Danien Wolf erzählt:
Direkt danach suchte ich Serris XZB12-112-25 auf, einen Zuchtmenschen der Kriegerzuchtlinie. Er sagte mir gleich beim Betreten des Zimmers:
"Ich habe mich etwas gewundert, daß ich immer noch nicht das Zimmer verlassen durfte. Man sollte annehmen, daß es für unsere Aufgabe nötig ist, miteinander zu reden."
"Das ist wahr. Es hatte aber seine Gründe." antwortete ich, gab ihm ein Beispiel für meine eigenen krausen Verschwörungstheorien und erklärte, daß ich mit einem regelrechten Sturm solcher Ideen überschwemmt worden war und es für besser gehalten hatte, daß ich als jemand, der durch diese Phase schon durch ist, einzeln mit den Leuten darüber rede, da ich befürchtet hatte, daß mir die Angelegenheit dann so aus den Händen gleitet, daß ich es nicht wieder einrenken kann.
"Stimmt, mir ist auch so etwas eingefallen.
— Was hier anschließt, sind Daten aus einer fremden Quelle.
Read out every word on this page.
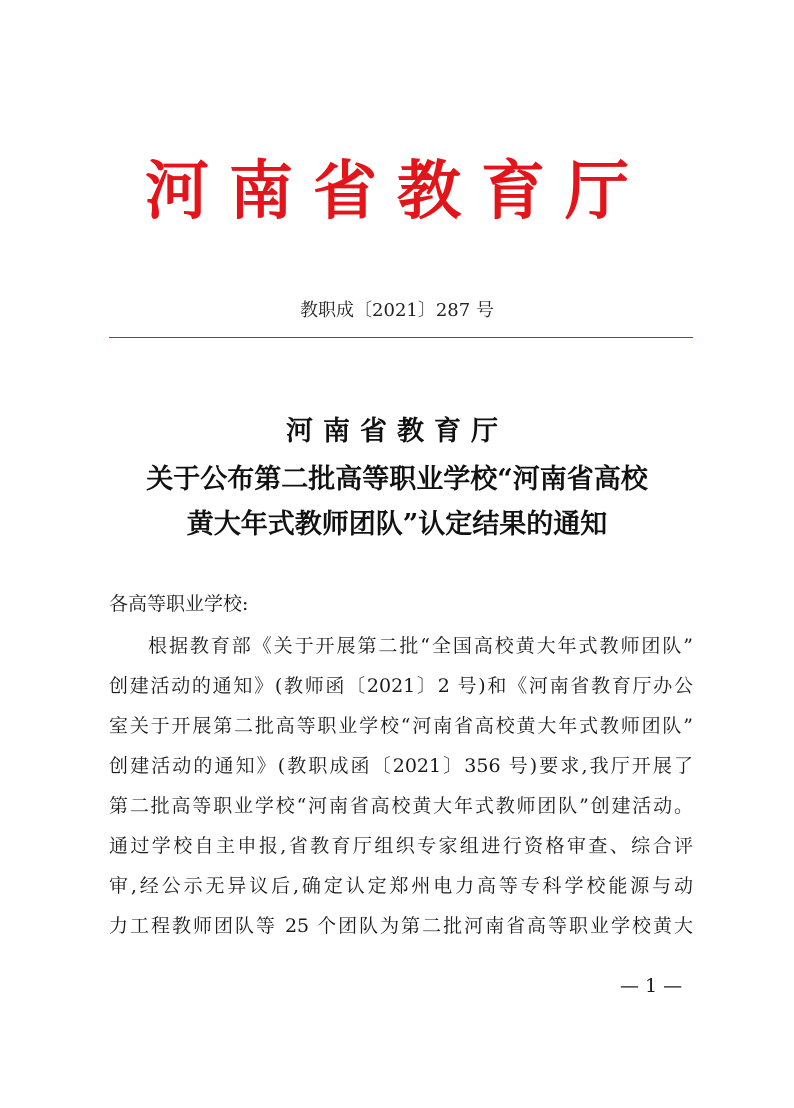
河南省教育厅
教职成〔2021〕287 号
河南省教育厅
关于公布第二批高等职业学校“河南省高校
黄大年式教师团队”认定结果的通知
各高等职业学校:
根据教育部《关于开展第二批“全国高校黄大年式教师团队”
创建活动的通知》(教师函〔2021〕2 号)和《河南省教育厅办公
室关于开展第二批高等职业学校“河南省高校黄大年式教师团队”
创建活动的通知》(教职成函〔2021〕356 号)要求,我厅开展了
第二批高等职业学校“河南省高校黄大年式教师团队”创建活动。
通过学校自主申报,省教育厅组织专家组进行资格审查、综合评
审,经公示无异议后,确定认定郑州电力高等专科学校能源与动
力工程教师团队等 25 个团队为第二批河南省高等职业学校黄大
— 1 —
Ich hielt es nur für undiplomatisch, das in Reichweite der Überwachungsanlagen zu äußern, schließlich war es genau so ein offensichtlicher Unsinn wie deine Idee." antwortete Serris.
Offensichtlich sind Krieger immer direkter als Techniker, selbst wenn es sich um Zuchtmenschen handelt. Meine Sekretärin bat ihn, zu entschuldigen, daß ich mich vorher nicht bei ihm gemeldet hätte, um mich zu erklären und erzählte, daß ich bis spät in die Nacht gearbeitet hatte, um wirklich jeden Tag alle Emails zu beantworten. Das hatte ich tatsächlich getan, denn ich wußte, wie sehr einen solche Ideen quälen konnten, selbst wenn man sich beinahe sicher war, daß die neue furchtbare Idee genau so ein Unsinn war wie die direkt vorhergehende und daß man auch ohne äußere Hilfe darauf kommen würde, warum das nun wirklich überhaupt nicht stimmen konnte.
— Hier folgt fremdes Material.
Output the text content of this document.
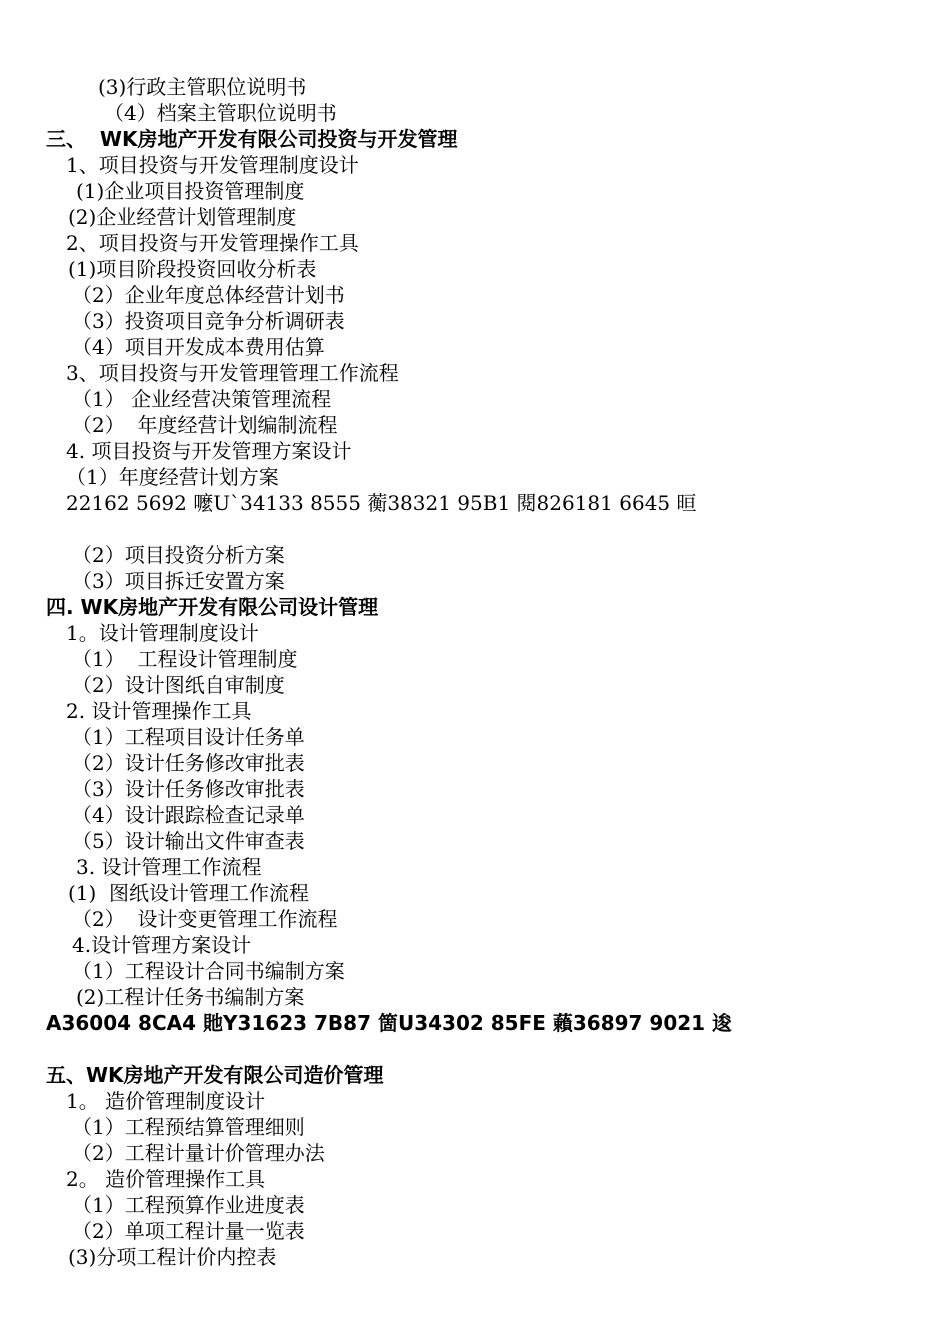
(3)行政主管职位说明书
（4）档案主管职位说明书
三、  WK房地产开发有限公司投资与开发管理
1、项目投资与开发管理制度设计
(1)企业项目投资管理制度
(2)企业经营计划管理制度
2、项目投资与开发管理操作工具
(1)项目阶段投资回收分析表
（2）企业年度总体经营计划书
（3）投资项目竞争分析调研表
（4）项目开发成本费用估算
3、项目投资与开发管理管理工作流程
（1） 企业经营决策管理流程
（2）  年度经营计划编制流程
4. 项目投资与开发管理方案设计
（1）年度经营计划方案
22162 5692 嚒U`34133 8555 蘅38321 95B1 閱826181 6645 晅
（2）项目投资分析方案
（3）项目拆迁安置方案
四. WK房地产开发有限公司设计管理
1。设计管理制度设计
（1）  工程设计管理制度
（2）设计图纸自审制度
2. 设计管理操作工具
（1）工程项目设计任务单
（2）设计任务修改审批表
（3）设计任务修改审批表
（4）设计跟踪检查记录单
（5）设计输出文件审查表
3. 设计管理工作流程
(1)  图纸设计管理工作流程
（2）  设计变更管理工作流程
4.设计管理方案设计
（1）工程设计合同书编制方案
(2)工程计任务书编制方案
A36004 8CA4 貤Y31623 7B87 箇U34302 85FE 藾36897 9021 逡
五、WK房地产开发有限公司造价管理
1。 造价管理制度设计
（1）工程预结算管理细则
（2）工程计量计价管理办法
2。 造价管理操作工具
（1）工程预算作业进度表
（2）单项工程计量一览表
(3)分项工程计价内控表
"Mach dir keine Gedanken darum. Ich bin auch durchaus in der Lage, mich in Geduld zu fassen, wenn das für eine gute Sache nötig ist." antwortete Serris.
Ich hatte wieder einmal Kelo vor Augen, wie er sagte, er würde auch Aannanns Gästen gerne als Nahrung dienen und danach bis zu seinem Tod genauso war wie immer. Zuchtmenschen waren besser in der Lage, ihre Gefühle zu regulieren und offensichtlich auch immer bessere Diplomaten als Freigeborene, unabhängig davon wo sie von wem gezüchtet wurden. Den letzten Gedanken sprach ich auch aus.
"Das stimmt. Allerdings hast du, indem du den Echsen klar gemacht hast, daß sie sich selber schaden, wenn sie Menschen essen, eine wirklich großartige diplomatische Leistung hingelegt." sagte Serris.
"Ja. Aber ich bin mir nicht sicher, ob ich, bevor ich hier gelandet bin, das Wort Diplomatie überhaupt buchstabieren konnte!" antwortete ich.
Serris lachte:
"Manchmal lernt man aus Erfahrungen, die man niemals machen wollte, Dinge, die durchaus wertvoll sind!"
Ich sah Kelo vor mir, wie er wie hypnotisiert die Schüssel mit seinen Eingeweiden anstarrte. Diesmal sprach ich es aus.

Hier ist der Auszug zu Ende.